Nvidia and AMD's rivalry, the competitive landscape is subtly changing



On June 8th, chip stocks rebounded, with Nvidia rising over 1.7% and AMD over 5%. Nvidia remains rock solid, while AMD shows greater resilience; this divergence reflects subtle shifts in the AI chip competition landscape.

Nvidia still holds 80% to 95% of the AI training chip market, a position that is unshakable. The CUDA ecosystem is its deepest moat, with over 53 million downloads and 5 million developers worldwide. Data center revenue for fiscal year 2025 has reached $115.19 billion, a 142% year-over-year increase. Nvidia is expanding its core GPU business into custom chip fields, creating a new growth engine worth $60 billion, directly competing with Broadcom.

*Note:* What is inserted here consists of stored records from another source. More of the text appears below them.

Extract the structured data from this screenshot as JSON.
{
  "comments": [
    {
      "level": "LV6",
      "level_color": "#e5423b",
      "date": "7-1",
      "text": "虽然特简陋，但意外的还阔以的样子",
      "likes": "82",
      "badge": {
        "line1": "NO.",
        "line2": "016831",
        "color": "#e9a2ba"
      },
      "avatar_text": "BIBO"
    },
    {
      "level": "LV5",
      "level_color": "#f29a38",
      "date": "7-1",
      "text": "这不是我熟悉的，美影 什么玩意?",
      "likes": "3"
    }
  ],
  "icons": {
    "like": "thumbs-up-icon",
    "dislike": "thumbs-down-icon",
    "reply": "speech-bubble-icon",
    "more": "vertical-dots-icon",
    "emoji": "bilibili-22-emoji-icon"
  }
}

Although AMD cannot shake Nvidia's dominance in training, it is making efforts in inference markets and cost performance. According to TrendForce, AMD remains the second-largest supplier in the AI accelerator market and has secured adoption agreements with key clients like OpenAI and Oracle. TrendForce notes that as ASIC and other alternative architectures mature, Nvidia will face more frequent challenges from substitutes in the future, and AMD, as the only strong competitor in the GPU market, will directly benefit from this trend.

The AI chip market is shifting from "one dominant player with many competitors" to "multi-polar competition," which is good news for all players in the industry chain.